Adult cautions will be filtered from records after six years, while cautions and equivalents administered to young offenders will be filtered after two years. Convictions resulting in a non-custodial sentence are to be filtered from adults after 11 years and young offenders after five and a half years.

All good stuff, but one swallow doesn’t make a spring, as Aristotle said, so what other evidence has there been this month of a new willingness to wipe the slate clean?

Answer: a man successfully applied to have his name removed from the sex offenders’ register, the first time this has been achieved

It has been technically possible since April 2010, when five judges sitting in the Supreme Court ruled that sex offenders should be allowed to apply to have their names deleted from the sex offenders’ register after 15 years.

The judges didn’t say that sex offenders' names should automatically be deleted from the register. They didn’t criticise the register. It’s a good thing, they said, if it stops people re-offending. But it makes no sense keeping someone’s name on it if that someone has demonstrated that he or she is unlikely to repeat his or her offence.

And this month George St Angeli, 71, became the first convicted paedophile to have his name struck off the register.

He was released from prison on parole in May 1996 and signed on to the register in September 1997 – now more than 15 years ago - and has had a clean record ever since. Nonetheless, the police turned down his appeal, but a district judge ruled that he was a reformed character and should be removed from the register.

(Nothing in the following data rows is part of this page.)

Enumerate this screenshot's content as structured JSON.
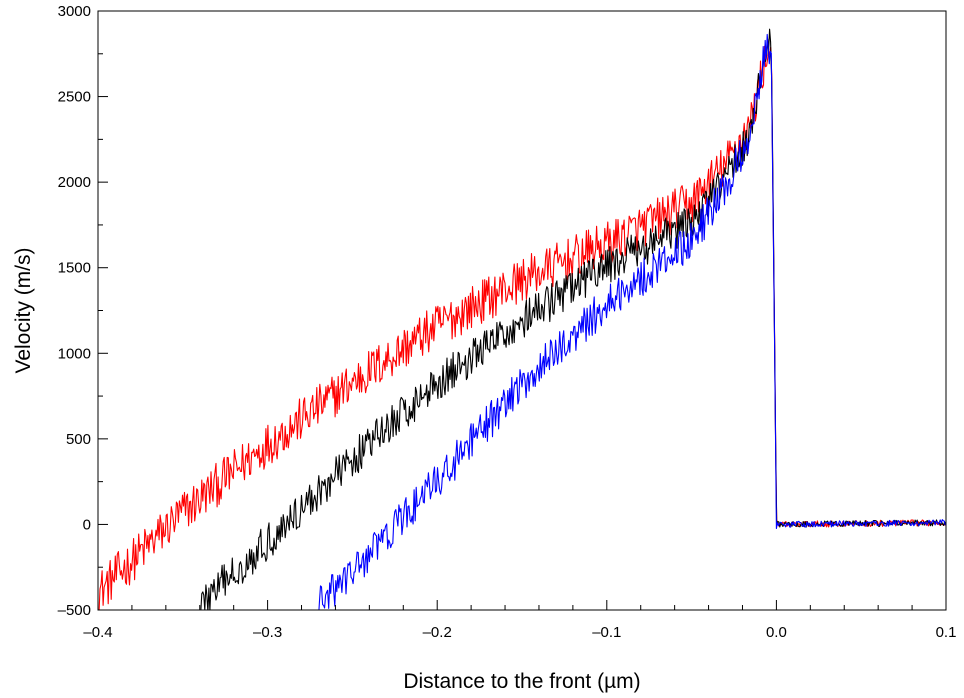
{
  "chart_data": {
    "type": "line",
    "title": "",
    "xlabel": "Distance to the front (µm)",
    "ylabel": "Velocity (m/s)",
    "xlim": [
      -0.4,
      0.1
    ],
    "ylim": [
      -500,
      3000
    ],
    "xticks": [
      -0.4,
      -0.3,
      -0.2,
      -0.1,
      0.0,
      0.1
    ],
    "xtick_labels": [
      "–0.4",
      "–0.3",
      "–0.2",
      "–0.1",
      "0.0",
      "0.1"
    ],
    "yticks": [
      -500,
      0,
      500,
      1000,
      1500,
      2000,
      2500,
      3000
    ],
    "ytick_labels": [
      "–500",
      "0",
      "500",
      "1000",
      "1500",
      "2000",
      "2500",
      "3000"
    ],
    "grid": false,
    "legend": "none",
    "series": [
      {
        "color": "#ff0000",
        "noise": 130,
        "points": [
          [
            -0.4,
            -400
          ],
          [
            -0.35,
            70
          ],
          [
            -0.3,
            470
          ],
          [
            -0.25,
            830
          ],
          [
            -0.2,
            1160
          ],
          [
            -0.15,
            1430
          ],
          [
            -0.1,
            1640
          ],
          [
            -0.05,
            1880
          ],
          [
            -0.03,
            2100
          ],
          [
            -0.015,
            2350
          ],
          [
            -0.007,
            2700
          ],
          [
            -0.003,
            2800
          ],
          [
            -0.001,
            1000
          ],
          [
            0.0,
            0
          ],
          [
            0.1,
            10
          ]
        ]
      },
      {
        "color": "#000000",
        "noise": 110,
        "points": [
          [
            -0.34,
            -470
          ],
          [
            -0.3,
            -100
          ],
          [
            -0.25,
            380
          ],
          [
            -0.2,
            830
          ],
          [
            -0.15,
            1190
          ],
          [
            -0.1,
            1510
          ],
          [
            -0.05,
            1760
          ],
          [
            -0.03,
            2020
          ],
          [
            -0.015,
            2300
          ],
          [
            -0.007,
            2750
          ],
          [
            -0.003,
            2800
          ],
          [
            -0.001,
            1000
          ],
          [
            0.0,
            0
          ],
          [
            0.1,
            10
          ]
        ]
      },
      {
        "color": "#0000ff",
        "noise": 110,
        "points": [
          [
            -0.27,
            -470
          ],
          [
            -0.25,
            -280
          ],
          [
            -0.2,
            250
          ],
          [
            -0.15,
            820
          ],
          [
            -0.1,
            1290
          ],
          [
            -0.05,
            1660
          ],
          [
            -0.03,
            1960
          ],
          [
            -0.015,
            2290
          ],
          [
            -0.007,
            2780
          ],
          [
            -0.003,
            2780
          ],
          [
            -0.001,
            1000
          ],
          [
            0.0,
            0
          ],
          [
            0.1,
            10
          ]
        ]
      }
    ]
  }
}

Cue howls of outrage from sectors of the media. None mentioned that the law simply allows offenders to apply to be removed from the register and that most of them, and certainly the worst ones, will be refused.

Former Supreme Court president Lord Philips, giving the ruling back in 2010, tried to make things clear to laymen and lawyers alike. The protection of potential victims of sex crimes is a priority, he said, but once someone can demonstrate that they no longer pose any significant risk of committing a further sexual offence, then there is no good reason to interfere with their right to respect for private and family life.

Curtailing such criminal behaviour is the important thing, not imposing draconian – and pointless – penalties on the offenders.

Which makes sense to me.

But now for the bad news: on almost the last day of this month of enlightenment – 26 March – the Ministry of Justice, supported by the House of Lords, brought us all down to earth with the Justice and Security Bill.

Peers voted by 174 to 158 to allow closed material procedure (CMP) hearings to be extended into the country’s main civil courts, in the process rejecting a Labour amendment to the bill that would have allowed CMPs to be convened only if a judge rules it impossible to reach a fair verdict ‘by any other means’.

We will now have secret court hearings from which claimants and their legal teams are not only excluded, but will also never learn the evidence and precise charges against them.

On the eve of changes to legal aid and employment law protections, justice has just got another kick in the stomach. Maybe March is the cruellest month after all.